The authors of the paper conducted an evaluation of fine-tuned LLMs for Wikidata semantic parsing. They focused on two specific aspects: the effectiveness of using property and domain names instead of PIDs and QIDs, and the combination of GPT-3 with WikiSP for question answering.
In their evaluation, the authors found that using property and domain names instead of PIDs and QIDs improved the answer accuracy by 2.0%. This indicates that LLMs can adapt to changes in query notation with fine-tuning, and it is easier for them to learn names than random IDs. However, the replacement of QIDs with their names would likely be more significant if mentions were not allowed in the predicted logical form.
The authors also evaluated the combination of GPT-3 with WikiSP for question answering using the WWQ dataset. GPT-3 answered 66.4% of the questions correctly, but provided incomplete answers for 26.5% of the questions and wrong answers for 7.1% of the questions. In contrast, WikiSP provided definitive answers for 75.6% of the questions. When combining GPT-3 with WikiSP, they were able to give definitive, correct, and complete answers for 75% of the questions in the dev set.
Error analysis showed that 18% of the errors in the WWQ dev set were actually deemed to be correct alternative results. These included cases where the model predicted an alternative interpretation to the question that still provided a reasonable answer. Another 6.3% of the errors were due to reasonable alternative SPARQL queries that did not retrieve an answer. The biggest source of errors, accounting for 35.1% of the failed examples, was entity linking errors. The entity linker failed to provide correct entities in these cases.
The authors also conducted an experiment with WikiSP on Task 4 from the QALD-7 dataset.
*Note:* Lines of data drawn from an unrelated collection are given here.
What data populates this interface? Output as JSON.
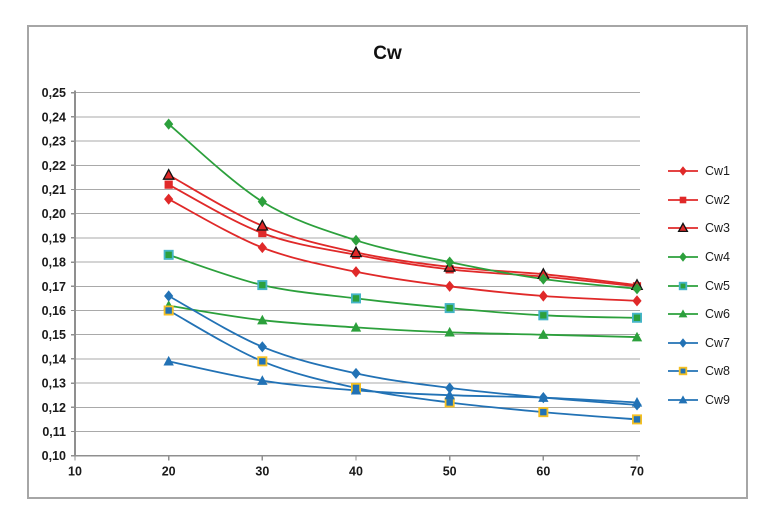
{
  "chart_data": {
    "type": "line",
    "title": "Cw",
    "xlabel": "",
    "ylabel": "",
    "xlim": [
      10,
      70
    ],
    "ylim": [
      0.1,
      0.25
    ],
    "grid": true,
    "legend_position": "right",
    "x_ticks": [
      10,
      20,
      30,
      40,
      50,
      60,
      70
    ],
    "x_tick_labels": [
      "10",
      "20",
      "30",
      "40",
      "50",
      "60",
      "70"
    ],
    "y_ticks": [
      0.1,
      0.11,
      0.12,
      0.13,
      0.14,
      0.15,
      0.16,
      0.17,
      0.18,
      0.19,
      0.2,
      0.21,
      0.22,
      0.23,
      0.24,
      0.25
    ],
    "y_tick_labels": [
      "0,10",
      "0,11",
      "0,12",
      "0,13",
      "0,14",
      "0,15",
      "0,16",
      "0,17",
      "0,18",
      "0,19",
      "0,20",
      "0,21",
      "0,22",
      "0,23",
      "0,24",
      "0,25"
    ],
    "x": [
      20,
      30,
      40,
      50,
      60,
      70
    ],
    "series": [
      {
        "name": "Cw1",
        "marker": "diamond",
        "color": "#e02929",
        "outline": "#e02929",
        "values": [
          0.206,
          0.186,
          0.176,
          0.17,
          0.166,
          0.164
        ]
      },
      {
        "name": "Cw2",
        "marker": "square",
        "color": "#e02929",
        "outline": "#e02929",
        "values": [
          0.212,
          0.192,
          0.183,
          0.177,
          0.174,
          0.17
        ]
      },
      {
        "name": "Cw3",
        "marker": "triangle",
        "color": "#e02929",
        "outline": "#111111",
        "values": [
          0.216,
          0.195,
          0.184,
          0.178,
          0.175,
          0.1705
        ]
      },
      {
        "name": "Cw4",
        "marker": "diamond",
        "color": "#2ca03c",
        "outline": "#2ca03c",
        "values": [
          0.237,
          0.205,
          0.189,
          0.18,
          0.173,
          0.169
        ]
      },
      {
        "name": "Cw5",
        "marker": "square",
        "color": "#2ca03c",
        "outline": "#45b5c8",
        "values": [
          0.183,
          0.1705,
          0.165,
          0.161,
          0.158,
          0.157
        ]
      },
      {
        "name": "Cw6",
        "marker": "triangle",
        "color": "#2ca03c",
        "outline": "#2ca03c",
        "values": [
          0.162,
          0.156,
          0.153,
          0.151,
          0.15,
          0.149
        ]
      },
      {
        "name": "Cw7",
        "marker": "diamond",
        "color": "#2272b5",
        "outline": "#2272b5",
        "values": [
          0.166,
          0.145,
          0.134,
          0.128,
          0.124,
          0.121
        ]
      },
      {
        "name": "Cw8",
        "marker": "square",
        "color": "#2272b5",
        "outline": "#f5c023",
        "values": [
          0.16,
          0.139,
          0.128,
          0.122,
          0.118,
          0.115
        ]
      },
      {
        "name": "Cw9",
        "marker": "triangle",
        "color": "#2272b5",
        "outline": "#2272b5",
        "values": [
          0.139,
          0.131,
          0.127,
          0.125,
          0.124,
          0.122
        ]
      }
    ]
  },
  "styles": {
    "background": "#ffffff",
    "frame_border": "#a6a6a6",
    "gridline": "#a9a9a9",
    "axis": "#8f8f8f",
    "tick_label_color": "#1a1a1a",
    "title_color": "#111111",
    "series_red": "#e02929",
    "series_green": "#2ca03c",
    "series_blue": "#2272b5",
    "outline_teal": "#45b5c8",
    "outline_gold": "#f5c023",
    "outline_black": "#111111"
  }
}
WikiSP achieved 38% accuracy on this dataset, outperforming the state-of-the-art WDAqua by 3.6% in terms of F1 score. They also evaluated the combination of GPT-3 with WikiSP on QALD-7 and found that the combination approach provided additional correct answers for 34% of the questions.
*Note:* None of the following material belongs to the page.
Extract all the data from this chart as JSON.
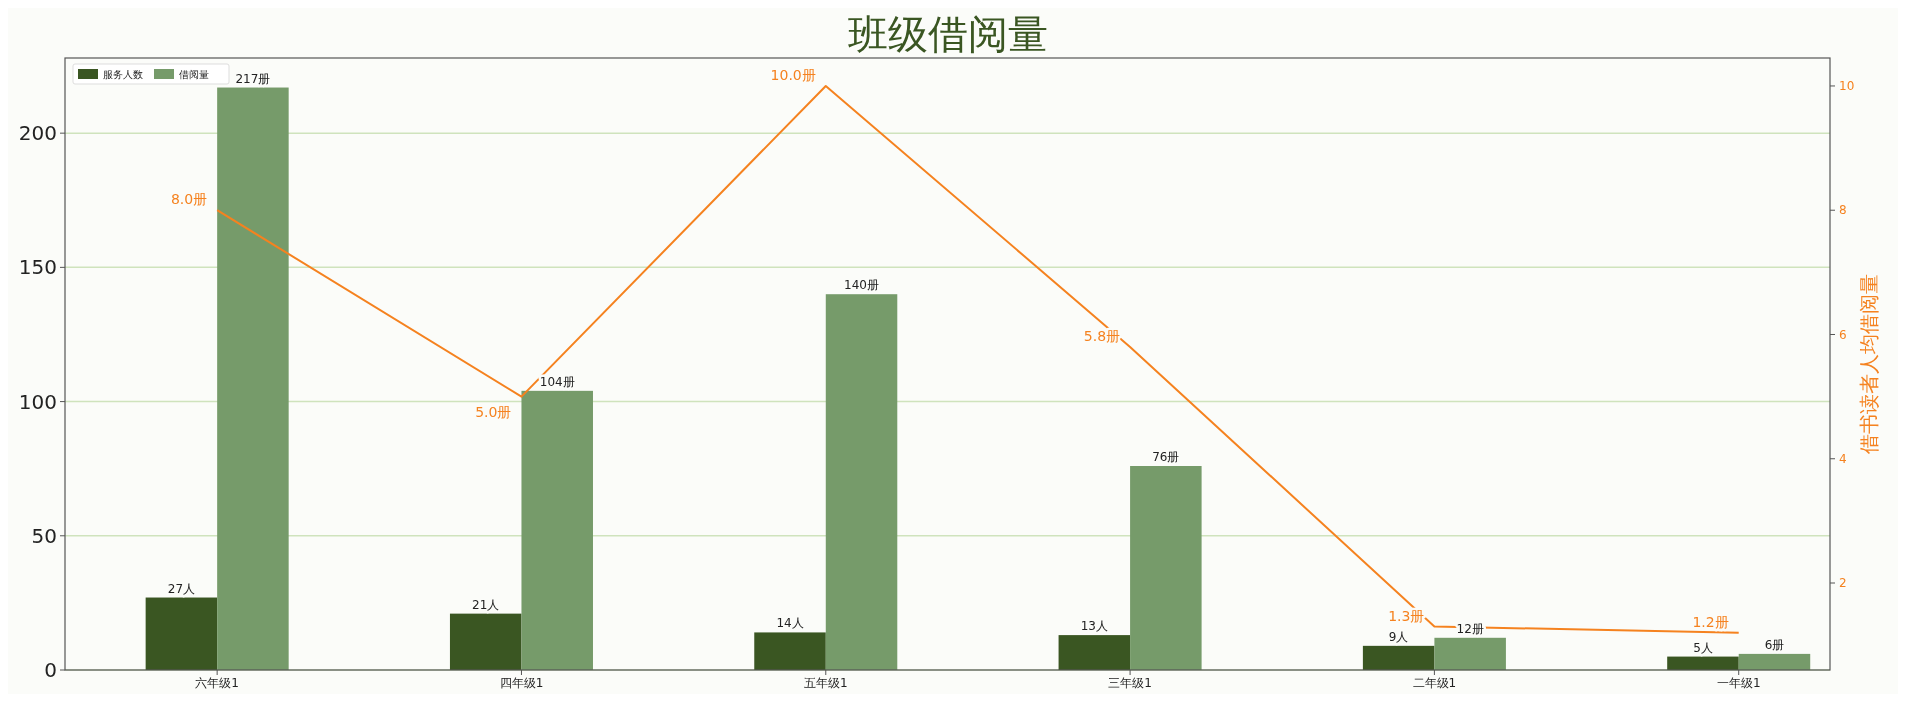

The authors discussed the limitations of their work, including the focus on factoid question answering and the use of English datasets. They also mentioned the need for better training datasets to improve the performance of WikiSP on less popular questions.
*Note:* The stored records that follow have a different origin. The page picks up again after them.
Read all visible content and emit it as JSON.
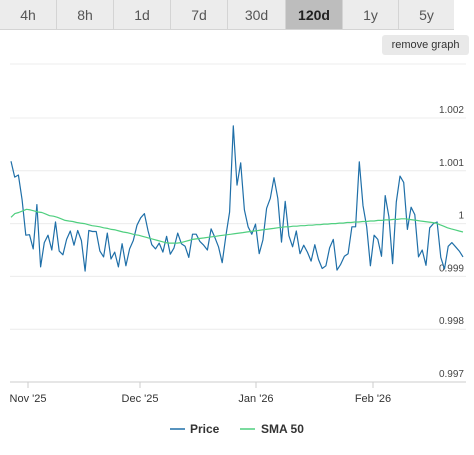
{
  "timeframes": [
    {
      "label": "4h",
      "active": false
    },
    {
      "label": "8h",
      "active": false
    },
    {
      "label": "1d",
      "active": false
    },
    {
      "label": "7d",
      "active": false
    },
    {
      "label": "30d",
      "active": false
    },
    {
      "label": "120d",
      "active": true
    },
    {
      "label": "1y",
      "active": false
    },
    {
      "label": "5y",
      "active": false
    }
  ],
  "remove_graph_label": "remove graph",
  "colors": {
    "price": "#1f6fa8",
    "sma": "#4fcf7f",
    "active_tab": "#bdbdbd",
    "tab": "#ececec"
  },
  "chart_data": {
    "type": "line",
    "x_labels": [
      "Nov '25",
      "Dec '25",
      "Jan '26",
      "Feb '26"
    ],
    "y_ticks": [
      "1.002",
      "1.001",
      "1",
      "0.999",
      "0.998",
      "0.997"
    ],
    "ylim": [
      0.997,
      1.002
    ],
    "grid": true,
    "legend_position": "bottom",
    "series": [
      {
        "name": "Price",
        "values": [
          1.00118,
          1.00088,
          1.00092,
          1.00045,
          0.99978,
          0.99979,
          0.99952,
          1.00036,
          0.99918,
          0.99964,
          0.99978,
          0.9995,
          1.00003,
          0.99948,
          0.99941,
          0.9997,
          0.99986,
          0.99959,
          0.99987,
          0.99968,
          0.9991,
          0.99987,
          0.99985,
          0.99985,
          0.99948,
          0.99937,
          0.99982,
          0.99933,
          0.99946,
          0.99918,
          0.99962,
          0.9992,
          0.99952,
          0.99968,
          0.99997,
          1.00011,
          1.00019,
          0.99986,
          0.9996,
          0.99952,
          0.99963,
          0.99946,
          0.99976,
          0.99942,
          0.99954,
          0.99982,
          0.99962,
          0.99957,
          0.99936,
          0.9998,
          0.9998,
          0.99966,
          0.99959,
          0.9995,
          0.9999,
          0.99974,
          0.99956,
          0.99926,
          0.99977,
          1.00022,
          1.00185,
          1.00073,
          1.00115,
          1.00026,
          0.99994,
          0.9998,
          0.99999,
          0.99943,
          0.99969,
          1.00029,
          1.00048,
          1.00087,
          1.00048,
          0.99965,
          1.00042,
          0.99977,
          0.99956,
          0.99986,
          0.99943,
          0.99959,
          0.99946,
          0.99929,
          0.9996,
          0.99932,
          0.99915,
          0.9992,
          0.99954,
          0.9997,
          0.99912,
          0.99923,
          0.99938,
          0.99943,
          0.99994,
          0.99994,
          1.00117,
          1.00034,
          0.99994,
          0.9992,
          0.99978,
          0.9997,
          0.99938,
          1.00053,
          1.00013,
          0.99924,
          1.00041,
          1.0009,
          1.00078,
          0.99989,
          1.00031,
          1.00017,
          0.99937,
          0.9995,
          0.99921,
          0.99992,
          1.0,
          1.00003,
          0.99936,
          0.99914,
          0.99957,
          0.99964,
          0.99956,
          0.99948,
          0.99937
        ]
      },
      {
        "name": "SMA 50",
        "values": [
          1.00012,
          1.00019,
          1.00021,
          1.00024,
          1.00027,
          1.00026,
          1.00024,
          1.00022,
          1.00021,
          1.00018,
          1.00015,
          1.00014,
          1.00012,
          1.00009,
          1.00006,
          1.00005,
          1.00004,
          1.00002,
          1.00001,
          1.0,
          0.99998,
          0.99996,
          0.99995,
          0.99994,
          0.99992,
          0.99991,
          0.99989,
          0.99988,
          0.99986,
          0.99984,
          0.99983,
          0.99981,
          0.99979,
          0.99978,
          0.99976,
          0.99974,
          0.99972,
          0.9997,
          0.99968,
          0.99966,
          0.99964,
          0.99963,
          0.99963,
          0.99963,
          0.99964,
          0.99966,
          0.99968,
          0.9997,
          0.99971,
          0.99972,
          0.99973,
          0.99974,
          0.99975,
          0.99976,
          0.99977,
          0.99978,
          0.99979,
          0.9998,
          0.99981,
          0.99982,
          0.99983,
          0.99984,
          0.99985,
          0.99986,
          0.99987,
          0.99988,
          0.99989,
          0.9999,
          0.99991,
          0.99992,
          0.99993,
          0.99994,
          0.99994,
          0.99995,
          0.99995,
          0.99996,
          0.99996,
          0.99997,
          0.99997,
          0.99998,
          0.99998,
          0.99999,
          0.99999,
          1.0,
          1.0,
          1.00001,
          1.00001,
          1.00002,
          1.00002,
          1.00003,
          1.00003,
          1.00004,
          1.00004,
          1.00005,
          1.00005,
          1.00006,
          1.00006,
          1.00007,
          1.00007,
          1.00008,
          1.00008,
          1.00009,
          1.00009,
          1.00008,
          1.00007,
          1.00006,
          1.00005,
          1.00004,
          1.00003,
          1.00002,
          1.00001,
          0.99998,
          0.99995,
          0.99992,
          0.9999,
          0.99988,
          0.99986,
          0.99984
        ]
      }
    ]
  }
}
In conclusion, the authors created a high-quality benchmark dataset called WikiWebQuestions for large knowledge-base question answering. They established a strong baseline for answer accuracy and F1 score using fine-tuned LLMs with a few-shot training dataset. They also showed that combining GPT-3 with WikiSP can reduce hallucination and provide useful information for a large percentage of questions. However, they acknowledged the need for further improvements and better training datasets to handle more complex and less popular questions.